Use Roth IRA Last When Withdrawing Money In Retirement

Use Roth IRA Last When Withdrawing Money In Retirement
Eileen St. Pierre, The Everyday Financial Planner

Retirement photo: retirement retire.jpg
As more and more Baby Boomers enter retirement, the focus will shift from saving for retirement to how to withdraw money in retirement. Regardless of your financial situation, funds in your Roth IRA should be used last.

Here’s why:

There is no age when you have to start making withdrawals.

For your tax-deferred retirement accounts like 401(k)s, 403(b)s and Traditional IRAs, you need to make Required Minimum Distributions (RMDs) at age 70 ½ or pay a 50% penalty. The reason the IRS requires this is because the government wants to start collecting all those income taxes you deferred during your working years.

Contributions into a Roth IRA were made with money that has already been taxed. The government has already collected its money. You are not required to make RMDs. Keep this money invested in your Roth IRA until you really, really need it.

RMDs are required for Roth 401(k), 403(b), and 457 accounts, but the withdrawals will be tax-free. You can avoid RMDs on these accounts by rolling them over to a Roth IRA.

Use your Roth IRA as your long-term care account.
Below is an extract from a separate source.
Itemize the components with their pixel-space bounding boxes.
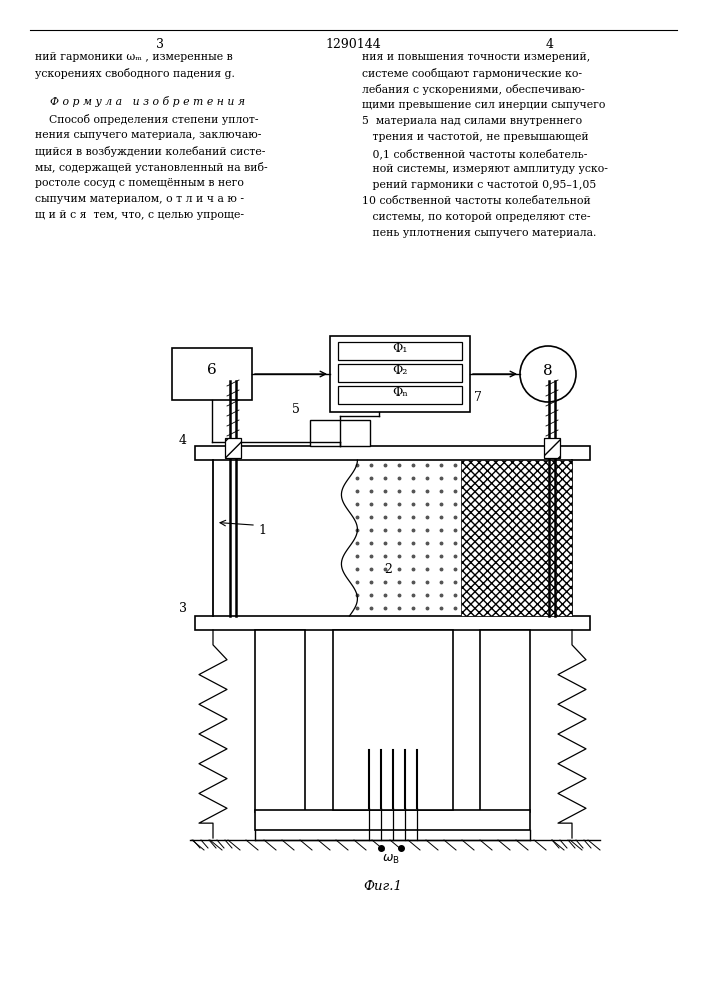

I always tell my clients that their Roth IRAs should serve as a way to finance their golden, golden years. It’s there to help them pay for their health care expenses towards the end of their lives. Make sure your stock allocation is high enough so it grows enough to outpace the cost of health care. Remember, Medicare will not pay for long-term care expenses.

The order in which you withdraw funds in retirement is important.

I would start drawing “guaranteed” money first.

  • A pension – if you are still one of the few whose employer offers it.
  • Social Security – just remember if you start withdrawing before your full retirement age, you will not receive as much. See my column When to Start Taking Social Security.

Then start taking RMDs from your retirement accounts and see if that is enough to live on. Avoid withdrawing more unless you need the money. But always save your Roth IRA for last.